The serverless computing model is becoming increasingly popular among developers and product owners due to its scalability and cost-efficiency. According to a report by Global Market Insights, the serverless computing market reached $9 billion in 2022 and is expected to grow at a 25 percent CAGR between 2023 and 2032.
As professional AWS consultants, my colleagues and I at Itransition consider Amazon Web Services a platform of choice for businesses wanting to go serverless. In this article, I’ll cover the concept of serverless computing and highlight how AWS can help accomplish it.
What Is Serverless Computing?
Serverless computing is a cloud service model that allows companies to access required computing resources in the cloud without having to manage servers, which are instead administered by a cloud provider. The provider ensures workload availability and handles all administrative tasks, including configuration management and monitoring of free space on hard drives.
Generally, the offerings of serverless computing providers include database, storage, and FaaS (Function-as-a-Service) services. FaaS platforms play a key role in serverless computing, as they enable the use of such deployment units as functions – small fragments of code executed in response to a certain application event.
Imagine a company that owns a web-based document-sharing solution. In this case, it can deploy a function that automatically starts each time a user downloads a document and turns it off after that. This limited function lifecycle allows a company to consume only as much of the cloud provider's resources as needed.
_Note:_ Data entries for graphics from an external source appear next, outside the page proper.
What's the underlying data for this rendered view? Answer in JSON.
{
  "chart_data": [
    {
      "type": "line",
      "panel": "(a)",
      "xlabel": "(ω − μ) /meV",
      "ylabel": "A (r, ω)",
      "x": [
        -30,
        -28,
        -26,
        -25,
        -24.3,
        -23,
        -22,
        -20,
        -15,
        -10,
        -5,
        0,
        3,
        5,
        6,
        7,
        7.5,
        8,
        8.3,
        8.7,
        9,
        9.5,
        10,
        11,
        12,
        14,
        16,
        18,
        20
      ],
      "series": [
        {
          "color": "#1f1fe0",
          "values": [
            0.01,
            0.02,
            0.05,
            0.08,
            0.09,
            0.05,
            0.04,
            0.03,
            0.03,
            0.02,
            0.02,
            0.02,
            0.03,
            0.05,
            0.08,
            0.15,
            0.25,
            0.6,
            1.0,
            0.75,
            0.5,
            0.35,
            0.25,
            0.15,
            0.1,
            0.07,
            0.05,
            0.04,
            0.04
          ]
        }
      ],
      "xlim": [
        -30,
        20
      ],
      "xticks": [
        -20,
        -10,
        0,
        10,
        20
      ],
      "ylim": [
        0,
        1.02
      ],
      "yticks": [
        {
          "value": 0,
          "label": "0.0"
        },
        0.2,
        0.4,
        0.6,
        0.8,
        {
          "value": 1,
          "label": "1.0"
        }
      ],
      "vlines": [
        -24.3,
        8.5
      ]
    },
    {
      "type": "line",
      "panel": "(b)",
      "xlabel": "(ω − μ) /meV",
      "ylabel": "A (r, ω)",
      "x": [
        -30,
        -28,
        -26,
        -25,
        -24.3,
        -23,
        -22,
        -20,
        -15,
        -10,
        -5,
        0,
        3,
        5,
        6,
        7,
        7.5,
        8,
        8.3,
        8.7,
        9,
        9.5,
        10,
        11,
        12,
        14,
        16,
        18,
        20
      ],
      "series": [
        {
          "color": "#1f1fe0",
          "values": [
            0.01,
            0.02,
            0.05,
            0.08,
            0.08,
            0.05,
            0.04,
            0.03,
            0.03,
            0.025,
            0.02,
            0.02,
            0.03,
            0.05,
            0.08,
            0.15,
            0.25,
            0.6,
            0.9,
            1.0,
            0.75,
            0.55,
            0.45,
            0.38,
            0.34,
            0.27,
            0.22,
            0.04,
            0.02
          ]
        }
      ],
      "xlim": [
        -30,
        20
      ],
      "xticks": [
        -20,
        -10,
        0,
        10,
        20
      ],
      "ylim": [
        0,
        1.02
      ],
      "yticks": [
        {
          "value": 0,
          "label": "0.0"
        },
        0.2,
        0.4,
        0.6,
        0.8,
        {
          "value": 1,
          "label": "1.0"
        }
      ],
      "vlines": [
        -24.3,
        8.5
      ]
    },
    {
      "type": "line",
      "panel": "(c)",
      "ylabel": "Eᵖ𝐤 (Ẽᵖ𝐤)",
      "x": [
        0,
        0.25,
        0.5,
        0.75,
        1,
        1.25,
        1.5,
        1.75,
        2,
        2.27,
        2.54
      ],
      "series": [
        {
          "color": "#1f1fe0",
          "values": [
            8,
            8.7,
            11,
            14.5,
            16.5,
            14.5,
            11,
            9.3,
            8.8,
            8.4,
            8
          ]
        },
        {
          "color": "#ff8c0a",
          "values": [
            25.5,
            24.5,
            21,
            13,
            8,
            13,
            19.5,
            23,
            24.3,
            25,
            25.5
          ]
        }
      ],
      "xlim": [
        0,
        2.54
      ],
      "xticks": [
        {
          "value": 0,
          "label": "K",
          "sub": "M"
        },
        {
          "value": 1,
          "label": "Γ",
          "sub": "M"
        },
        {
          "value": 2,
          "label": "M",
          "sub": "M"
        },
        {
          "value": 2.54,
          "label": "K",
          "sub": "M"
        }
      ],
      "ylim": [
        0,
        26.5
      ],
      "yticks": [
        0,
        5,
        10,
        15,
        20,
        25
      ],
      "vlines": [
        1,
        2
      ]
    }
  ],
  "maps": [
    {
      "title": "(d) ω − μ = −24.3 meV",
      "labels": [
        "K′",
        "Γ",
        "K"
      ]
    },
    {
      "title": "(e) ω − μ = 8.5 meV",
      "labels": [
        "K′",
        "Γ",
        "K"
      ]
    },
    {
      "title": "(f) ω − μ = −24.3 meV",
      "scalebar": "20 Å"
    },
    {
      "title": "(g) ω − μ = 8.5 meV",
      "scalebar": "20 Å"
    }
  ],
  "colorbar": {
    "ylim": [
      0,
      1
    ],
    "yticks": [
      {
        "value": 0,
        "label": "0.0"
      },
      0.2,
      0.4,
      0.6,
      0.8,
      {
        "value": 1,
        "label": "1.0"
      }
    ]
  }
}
Benefits of Serverless Computing
By implementing serverless computing, a company can get the following business advantages.
3 Advantages of Serverless Computing
- Lower cloud costs.
- Improved scalability and flexibility.
- Faster time-to-market.
Lower Cloud Costs
Serverless is a pay-as-you-go model, so a company pays only for the computing resources it uses during function performance, which can significantly decrease unnecessary cloud spending.
Improved Scalability and Flexibility
Many companies experience peak traffic periods at certain times (for example, e-commerce stores during Black Friday or Christmas sales) and need to have enough servers to handle the load. Serverless computing adoption resolves these complications, as a FaaS platform can provide required resources and scale functions automatically at a company's demand.
Given that the solution is developed as a combination of multiple code pieces, each of which can be deployed very rapidly, software engineers can release a working product version rather quickly. Such modular architecture also streamlines upgrading, as developers can smoothly modify or add functions one by one without changing the entire solution.
Despite all these benefits, serverless computing has some drawbacks and limitations, so you can’t consider it a one-size-fits-all solution. One of the drawbacks is a cold start — a slight delay that occurs if a function hasn’t been executed for a long time, which can negatively affect the end user’s experience. Additionally, functions can be challenging to migrate as the specifics of serverless frameworks can vary from provider to provider.
How Can AWS Help a Company Go Serverless?
AWS is one of the pioneers of serverless computing. In fact, the release of AWS Lambda in 2014 is often considered the starting point in the history of serverless. Over the years, AWS has developed its ecosystem of tools that allow companies to deploy code, integrate software, and perform other IT tasks without managing servers.
The aforementioned AWS Lambda is a core service in the AWS serverless offerings. Developers can upload their code into AWS Lambda to later run in response to events occurring across various AWS resources. By the end of the AWS Lambda function’s lifecycle, a company receives a bill calculated based on the code's execution time, function size, and performance.
One of the main advantages of AWS Lambda is the ability to change the amount of allocated memory to improve and optimize function performance. In addition, developers can use the tool to configure provisioned concurrency (meaning the number of execution environments) so that functions can work quickly, even during peak loads.
Other tools provided by AWS for serverless software development are frameworks – AWS Serverless Application Model and AWS Cloud Development Kit. The former helps teams deploy serverless architectures, while the latter enables deploying app infrastructure as code. Alternatively, developers can use one of the third-party frameworks, such as Chalice or Serverless Framework.
Also, AWS offers tooling and infrastructure resources for continuous integration and delivery (CI/CD). For example, services such as AWS CodePipeline and AWS CodeBuild allow engineers to manage CI/CD pipelines and transform source code into ready-made software packages, respectively.
Also, the AWS platform offers various services for monitoring and continuously optimizing serverless software performance. For instance, developers can use Amazon CloudWatch, a tool that provides log data nearly in real time, to monitor the health of cloud-based software. Additionally, IT specialists can use third-party tools, such as Dashbird and DataDog that help identify and solve performance issues in AWS Lambda solutions.
Consider AWS for Your Serverless Needs
The serverless computing model is becoming increasingly popular with both developers and companies because it allows them not to manage servers and virtual machines. Amazon Web Services is one of the key platforms in the serverless computing market, providing workloads based on a pay-as-you-go pricing model.
Despite the advantages of AWS serverless, operating within this model is fraught with multiple challenges that companies can avoid by approaching the adoption correctly. Companies can also consult third-party AWS experts to discover serverless computing best practices more relevant to their case.